Peter X replied to Brian Morrison on 24 Jun 2005
LOL! Yeah I missed that bit of small print!
 
J@b.com replied to Peter X on 25 Jun 2005
I got this. The company is called the music solution. They have a phone
number http://www.themusicsolution.com/contact.htm which I phoned and was
put though to speak to a real person who I got to be cross at. And they
removed my number from their list.
 
Kevin I Chapple replied to Peter X on 24 Jun 2005
You mention "bloody technology.... I only bought a phone to talk to people
!! ;-)".
How does that work then??
 
Peter X replied to Kevin I Chapple on 25 Jun 2005
Its a feature that I believe to be unique to the SE K599i where the
device contains a built in microphone and speaker, thereby allowing the
user to *talk* and *listen* to another person!! Not sure if it'll catch
on though -- its probably one of those things that looks cool but in
practice you only use about once before going back to the usual text
messaging! ;-)
 
Kevin I Chapple replied to Peter X on 25 Jun 2005
Sounds interesting "PaterX". Are these units freely available? Do I need any
special equipment/network configuration, so that I am able to "talk" to
toher people?

Am I likely to find many others that have the same technology?
I guess it may be something like "3", where not a "great deal" of people
have this type of device?..
 
Dave Gill replied to Peter X on 24 Jun 2005
Yes, these spamming/scamming gits seem to pick mobile numbers out at
random. It's a "WAP Push Message". In your SE's Messages menu there
should be a sub-menu for Push - set it to Never Allow and you won't be
troubled by WAP Push Messages again. (Of course, if you actually want
to buy a downloadable ringtone from somewhere in the future you'll have
to temporarily re-enable WAP Push to do it.)

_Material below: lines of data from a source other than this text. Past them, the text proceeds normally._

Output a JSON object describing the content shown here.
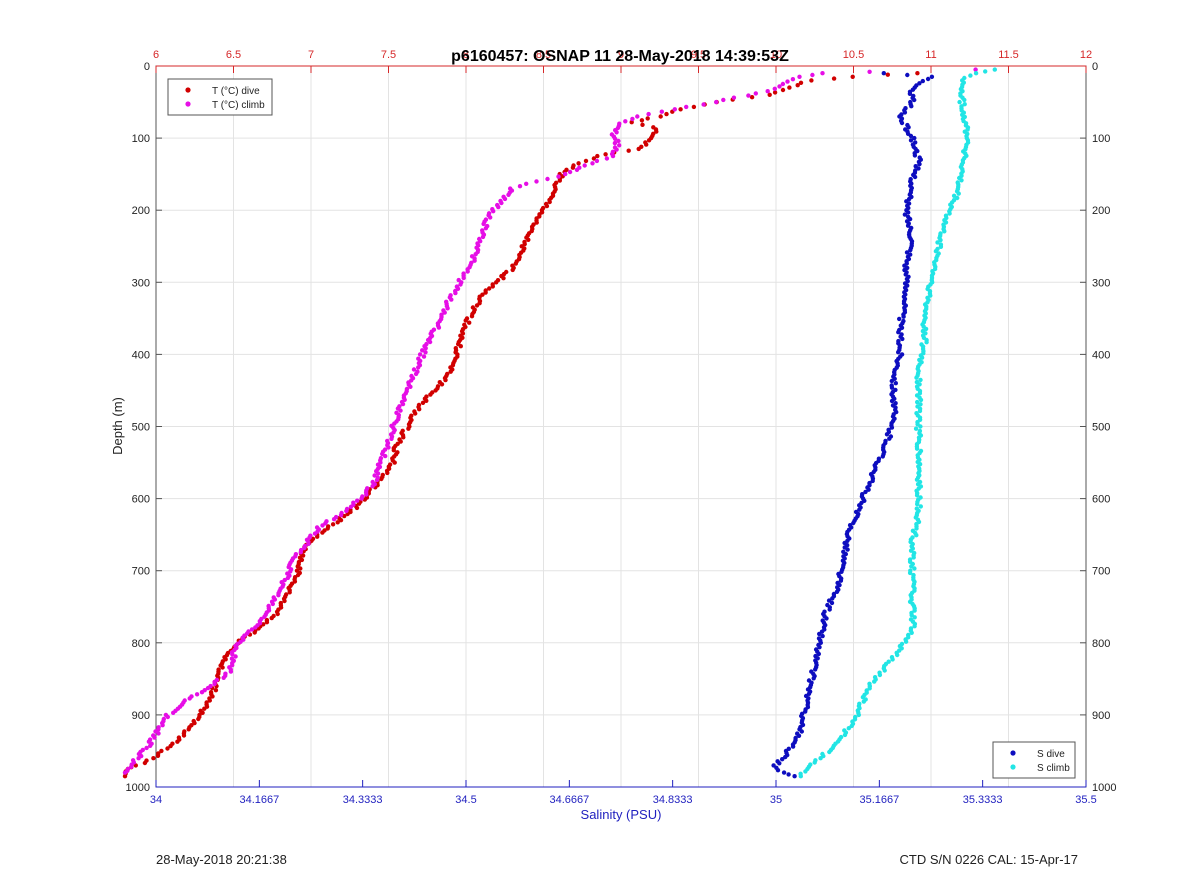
{
  "footer": {
    "timestamp": "28-May-2018 20:21:38",
    "instrument": "CTD S/N 0226  CAL: 15-Apr-17"
  },
  "chart_data": {
    "type": "scatter",
    "title": "p6160457: OSNAP 11 28-May-2018 14:39:53Z",
    "ylabel": "Depth (m)",
    "xlabel": "Salinity (PSU)",
    "y_reversed": true,
    "ylim": [
      1000,
      0
    ],
    "y_ticks": [
      0,
      100,
      200,
      300,
      400,
      500,
      600,
      700,
      800,
      900,
      1000
    ],
    "grid": true,
    "axes": {
      "temperature_x": {
        "position": "top",
        "range": [
          6,
          12
        ],
        "ticks": [
          "6",
          "6.5",
          "7",
          "7.5",
          "8",
          "8.5",
          "9",
          "9.5",
          "10",
          "10.5",
          "11",
          "11.5",
          "12"
        ],
        "color": "#d62728"
      },
      "salinity_x": {
        "position": "bottom",
        "range": [
          34,
          35.5
        ],
        "ticks": [
          "34",
          "34.1667",
          "34.3333",
          "34.5",
          "34.6667",
          "34.8333",
          "35",
          "35.1667",
          "35.3333",
          "35.5"
        ],
        "color": "#1f1fbf"
      }
    },
    "legends": [
      {
        "placement": "top-left",
        "entries": [
          "T (°C) dive",
          "T (°C) climb"
        ]
      },
      {
        "placement": "bottom-right",
        "entries": [
          "S dive",
          "S climb"
        ]
      }
    ],
    "series": [
      {
        "name": "T (°C) dive",
        "axis": "temperature_x",
        "color": "#d10000",
        "points": [
          [
            10.92,
            10
          ],
          [
            10.72,
            12
          ],
          [
            10.5,
            15
          ],
          [
            10.22,
            20
          ],
          [
            10.08,
            30
          ],
          [
            9.95,
            40
          ],
          [
            9.62,
            50
          ],
          [
            9.4,
            60
          ],
          [
            9.24,
            70
          ],
          [
            9.06,
            78
          ],
          [
            9.22,
            85
          ],
          [
            9.2,
            100
          ],
          [
            9.12,
            115
          ],
          [
            8.95,
            120
          ],
          [
            8.86,
            125
          ],
          [
            8.72,
            135
          ],
          [
            8.62,
            150
          ],
          [
            8.58,
            165
          ],
          [
            8.55,
            180
          ],
          [
            8.5,
            200
          ],
          [
            8.43,
            220
          ],
          [
            8.37,
            250
          ],
          [
            8.3,
            280
          ],
          [
            8.2,
            300
          ],
          [
            8.1,
            320
          ],
          [
            8.02,
            350
          ],
          [
            7.96,
            380
          ],
          [
            7.94,
            400
          ],
          [
            7.88,
            430
          ],
          [
            7.8,
            450
          ],
          [
            7.7,
            470
          ],
          [
            7.62,
            500
          ],
          [
            7.55,
            530
          ],
          [
            7.53,
            550
          ],
          [
            7.46,
            570
          ],
          [
            7.38,
            590
          ],
          [
            7.3,
            610
          ],
          [
            7.18,
            630
          ],
          [
            7.04,
            650
          ],
          [
            6.95,
            670
          ],
          [
            6.92,
            700
          ],
          [
            6.85,
            730
          ],
          [
            6.78,
            760
          ],
          [
            6.66,
            780
          ],
          [
            6.53,
            800
          ],
          [
            6.45,
            820
          ],
          [
            6.4,
            840
          ],
          [
            6.38,
            860
          ],
          [
            6.35,
            880
          ],
          [
            6.28,
            900
          ],
          [
            6.2,
            920
          ],
          [
            6.12,
            940
          ],
          [
            6.05,
            950
          ],
          [
            5.98,
            960
          ],
          [
            5.88,
            970
          ],
          [
            5.82,
            975
          ],
          [
            5.8,
            985
          ]
        ]
      },
      {
        "name": "T (°C) climb",
        "axis": "temperature_x",
        "color": "#e60ee6",
        "points": [
          [
            11.3,
            5
          ],
          [
            10.6,
            8
          ],
          [
            10.3,
            10
          ],
          [
            10.15,
            15
          ],
          [
            10.05,
            25
          ],
          [
            9.95,
            35
          ],
          [
            9.6,
            50
          ],
          [
            9.35,
            60
          ],
          [
            9.1,
            70
          ],
          [
            9.0,
            80
          ],
          [
            8.95,
            95
          ],
          [
            8.98,
            110
          ],
          [
            8.95,
            125
          ],
          [
            8.8,
            135
          ],
          [
            8.65,
            150
          ],
          [
            8.45,
            160
          ],
          [
            8.3,
            170
          ],
          [
            8.22,
            190
          ],
          [
            8.14,
            210
          ],
          [
            8.1,
            240
          ],
          [
            8.04,
            270
          ],
          [
            7.96,
            300
          ],
          [
            7.88,
            330
          ],
          [
            7.82,
            360
          ],
          [
            7.76,
            380
          ],
          [
            7.72,
            400
          ],
          [
            7.66,
            430
          ],
          [
            7.6,
            460
          ],
          [
            7.55,
            490
          ],
          [
            7.5,
            520
          ],
          [
            7.45,
            550
          ],
          [
            7.4,
            580
          ],
          [
            7.32,
            600
          ],
          [
            7.2,
            620
          ],
          [
            7.05,
            640
          ],
          [
            6.98,
            660
          ],
          [
            6.9,
            680
          ],
          [
            6.84,
            710
          ],
          [
            6.76,
            740
          ],
          [
            6.68,
            770
          ],
          [
            6.58,
            790
          ],
          [
            6.5,
            810
          ],
          [
            6.5,
            825
          ],
          [
            6.48,
            840
          ],
          [
            6.35,
            860
          ],
          [
            6.2,
            880
          ],
          [
            6.08,
            900
          ],
          [
            6.02,
            920
          ],
          [
            5.96,
            940
          ],
          [
            5.88,
            960
          ],
          [
            5.82,
            975
          ],
          [
            5.8,
            980
          ]
        ]
      },
      {
        "name": "S dive",
        "axis": "salinity_x",
        "color": "#0d0dbf",
        "points": [
          [
            35.17,
            10
          ],
          [
            35.25,
            15
          ],
          [
            35.22,
            30
          ],
          [
            35.22,
            50
          ],
          [
            35.2,
            70
          ],
          [
            35.22,
            100
          ],
          [
            35.23,
            130
          ],
          [
            35.22,
            160
          ],
          [
            35.21,
            200
          ],
          [
            35.22,
            240
          ],
          [
            35.21,
            280
          ],
          [
            35.21,
            320
          ],
          [
            35.2,
            360
          ],
          [
            35.2,
            400
          ],
          [
            35.19,
            440
          ],
          [
            35.19,
            480
          ],
          [
            35.18,
            520
          ],
          [
            35.16,
            560
          ],
          [
            35.14,
            600
          ],
          [
            35.12,
            640
          ],
          [
            35.11,
            680
          ],
          [
            35.1,
            720
          ],
          [
            35.08,
            760
          ],
          [
            35.07,
            800
          ],
          [
            35.06,
            840
          ],
          [
            35.05,
            880
          ],
          [
            35.04,
            920
          ],
          [
            35.02,
            950
          ],
          [
            35.0,
            970
          ],
          [
            35.01,
            980
          ],
          [
            35.03,
            985
          ]
        ]
      },
      {
        "name": "S climb",
        "axis": "salinity_x",
        "color": "#22e5e5",
        "points": [
          [
            35.35,
            5
          ],
          [
            35.32,
            10
          ],
          [
            35.3,
            20
          ],
          [
            35.3,
            50
          ],
          [
            35.31,
            100
          ],
          [
            35.3,
            140
          ],
          [
            35.29,
            180
          ],
          [
            35.27,
            220
          ],
          [
            35.26,
            260
          ],
          [
            35.25,
            300
          ],
          [
            35.24,
            340
          ],
          [
            35.24,
            380
          ],
          [
            35.23,
            420
          ],
          [
            35.23,
            460
          ],
          [
            35.23,
            500
          ],
          [
            35.23,
            540
          ],
          [
            35.23,
            580
          ],
          [
            35.23,
            620
          ],
          [
            35.22,
            660
          ],
          [
            35.22,
            700
          ],
          [
            35.22,
            740
          ],
          [
            35.22,
            780
          ],
          [
            35.19,
            820
          ],
          [
            35.15,
            860
          ],
          [
            35.13,
            900
          ],
          [
            35.1,
            940
          ],
          [
            35.07,
            960
          ],
          [
            35.05,
            975
          ],
          [
            35.04,
            985
          ]
        ]
      }
    ]
  }
}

Would that be similar to the K500i by any chance? ;-)
 
Brian Morrison replied to Dave Gill on 25 Jun 2005
It's a K600i with a Pentium CPU core.

:-p
 
Peter X replied to Dave Gill on 24 Jun 2005
[ahem], yes it is very very similar!! :D

Thanks for the reply btw! I've now changed my push settings to disallow.
 
Jon replied to Peter X on 27 Jun 2005
Are you sure you don't mean a WAP push message? Not quite the same as a
text message.
 
Peter X replied to Jon on 28 Jun 2005
I honestly don't know what it was! I think (if I remember correctly) the
icon was slightly different to the normal text... [/me shrugs shoulders]
 

Archived message: Unsolicited "Ringtone" message from tms.widelive.com (Mobiles - Phones, Contract, BT etc.)